Member of Assam Legislative Assembly
- Incumbent
- Assumed office 4 May 2026
- Chief Minister: Himanta Biswa Sarma
- Speaker: Ranjeet Kumar Dass
- Preceded by: Numal Momin
- Constituency: Bokajan

Personal details
- Party: Bharatiya Janata Party
- Occupation: Politician

= Surjya Rongphar =

Indian politician (born 1972)

Surjya Rongphar (born 1972) is an Indian politician from Assam. He is a member of the Assam Legislative Assembly from the Bokajan Assembly constituency, which is reserved for Scheduled Tribe community, in Karbi Anglong district representing the Bharatiya Janata Party.

== Early life ==
Rongphar is from Diphu, Karbi Anglong district, Assam. He is the son of the late Poresh Chandra Rongphar.
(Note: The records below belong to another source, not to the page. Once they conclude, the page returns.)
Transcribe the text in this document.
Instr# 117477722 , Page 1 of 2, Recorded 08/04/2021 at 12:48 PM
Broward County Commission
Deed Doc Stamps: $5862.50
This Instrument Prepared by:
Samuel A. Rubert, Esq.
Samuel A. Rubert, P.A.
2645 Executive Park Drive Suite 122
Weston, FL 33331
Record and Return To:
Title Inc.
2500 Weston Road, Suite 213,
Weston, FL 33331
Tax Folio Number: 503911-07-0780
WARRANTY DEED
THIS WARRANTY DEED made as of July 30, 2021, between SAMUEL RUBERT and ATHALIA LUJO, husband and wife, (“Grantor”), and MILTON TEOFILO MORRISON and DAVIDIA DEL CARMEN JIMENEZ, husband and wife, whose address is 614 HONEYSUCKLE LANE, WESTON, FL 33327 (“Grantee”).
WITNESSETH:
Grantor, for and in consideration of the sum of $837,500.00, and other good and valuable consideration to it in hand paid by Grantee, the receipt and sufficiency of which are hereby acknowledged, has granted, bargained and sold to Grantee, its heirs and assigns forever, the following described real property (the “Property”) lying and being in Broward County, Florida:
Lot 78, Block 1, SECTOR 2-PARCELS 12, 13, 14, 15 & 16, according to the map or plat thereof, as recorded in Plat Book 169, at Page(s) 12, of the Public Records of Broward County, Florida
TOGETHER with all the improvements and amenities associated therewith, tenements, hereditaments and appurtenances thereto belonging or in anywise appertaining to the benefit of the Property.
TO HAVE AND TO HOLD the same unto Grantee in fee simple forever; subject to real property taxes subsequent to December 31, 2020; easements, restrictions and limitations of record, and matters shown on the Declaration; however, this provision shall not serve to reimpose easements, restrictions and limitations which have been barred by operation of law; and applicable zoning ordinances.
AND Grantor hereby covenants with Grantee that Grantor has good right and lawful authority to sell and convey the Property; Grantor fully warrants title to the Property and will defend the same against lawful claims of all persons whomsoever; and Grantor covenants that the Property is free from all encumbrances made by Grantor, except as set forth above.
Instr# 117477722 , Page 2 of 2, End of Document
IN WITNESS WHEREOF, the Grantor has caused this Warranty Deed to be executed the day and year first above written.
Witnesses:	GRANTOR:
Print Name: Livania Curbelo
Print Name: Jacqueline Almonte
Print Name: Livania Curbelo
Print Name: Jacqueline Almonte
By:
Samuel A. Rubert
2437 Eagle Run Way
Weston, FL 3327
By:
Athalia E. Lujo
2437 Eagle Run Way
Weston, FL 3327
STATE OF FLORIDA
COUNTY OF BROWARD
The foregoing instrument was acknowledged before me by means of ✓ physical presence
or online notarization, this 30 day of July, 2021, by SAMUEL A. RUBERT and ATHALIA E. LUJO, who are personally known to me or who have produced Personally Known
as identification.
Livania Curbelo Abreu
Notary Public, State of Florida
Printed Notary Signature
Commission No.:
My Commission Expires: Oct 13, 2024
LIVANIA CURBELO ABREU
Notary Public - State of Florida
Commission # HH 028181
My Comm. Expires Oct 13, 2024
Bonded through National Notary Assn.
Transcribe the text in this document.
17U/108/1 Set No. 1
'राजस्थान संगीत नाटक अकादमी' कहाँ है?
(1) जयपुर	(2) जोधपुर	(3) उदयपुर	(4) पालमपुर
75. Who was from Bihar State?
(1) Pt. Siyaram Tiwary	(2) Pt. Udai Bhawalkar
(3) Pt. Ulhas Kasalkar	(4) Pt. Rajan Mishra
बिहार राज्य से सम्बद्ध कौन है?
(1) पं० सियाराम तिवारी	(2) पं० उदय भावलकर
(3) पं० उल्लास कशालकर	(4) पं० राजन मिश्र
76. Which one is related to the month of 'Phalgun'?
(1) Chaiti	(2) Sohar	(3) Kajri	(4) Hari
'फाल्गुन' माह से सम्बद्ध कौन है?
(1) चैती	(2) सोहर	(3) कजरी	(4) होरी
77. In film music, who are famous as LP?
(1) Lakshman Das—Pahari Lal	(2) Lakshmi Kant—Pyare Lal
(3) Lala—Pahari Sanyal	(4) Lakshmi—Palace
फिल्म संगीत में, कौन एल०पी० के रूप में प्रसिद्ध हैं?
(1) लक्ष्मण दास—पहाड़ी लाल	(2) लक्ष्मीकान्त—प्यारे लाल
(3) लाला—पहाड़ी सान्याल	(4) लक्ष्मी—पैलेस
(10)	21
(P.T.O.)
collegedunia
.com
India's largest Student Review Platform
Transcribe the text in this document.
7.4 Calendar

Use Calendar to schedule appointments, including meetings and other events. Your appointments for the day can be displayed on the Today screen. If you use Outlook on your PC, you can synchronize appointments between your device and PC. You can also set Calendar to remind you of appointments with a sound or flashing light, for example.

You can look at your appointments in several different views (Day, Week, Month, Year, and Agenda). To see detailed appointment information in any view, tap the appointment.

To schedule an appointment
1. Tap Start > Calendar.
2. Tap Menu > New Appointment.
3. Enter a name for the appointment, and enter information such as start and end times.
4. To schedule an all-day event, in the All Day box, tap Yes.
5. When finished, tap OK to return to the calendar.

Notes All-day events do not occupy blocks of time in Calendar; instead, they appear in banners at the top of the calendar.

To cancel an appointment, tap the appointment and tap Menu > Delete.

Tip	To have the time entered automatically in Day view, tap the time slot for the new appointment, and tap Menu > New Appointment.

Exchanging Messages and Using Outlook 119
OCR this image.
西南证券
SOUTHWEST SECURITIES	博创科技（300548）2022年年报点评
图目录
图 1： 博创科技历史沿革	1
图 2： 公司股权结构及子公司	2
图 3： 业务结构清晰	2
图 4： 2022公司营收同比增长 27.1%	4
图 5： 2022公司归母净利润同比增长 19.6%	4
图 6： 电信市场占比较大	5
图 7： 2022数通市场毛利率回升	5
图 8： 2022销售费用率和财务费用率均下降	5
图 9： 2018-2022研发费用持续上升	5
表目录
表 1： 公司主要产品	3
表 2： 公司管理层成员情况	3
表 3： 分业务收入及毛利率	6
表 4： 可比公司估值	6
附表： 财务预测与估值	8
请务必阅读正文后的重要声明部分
He completed his Bachelor of Arts at a college in Diphu, which is affiliated with Assam University, Silchar in 1994. He is a cultivator and declared assets worth Rs.6 crore in his affidavit to the Election Commission of India.

== Career ==
Rongphar won the Bokajan Assembly constituency representing the Bharatiya Janata Party in the 2026 Assam Legislative Assembly election. He polled 69,851 votes and defeated his nearest rival, Raton Engti of the Indian National Congress, by a margin of 17,466 votes.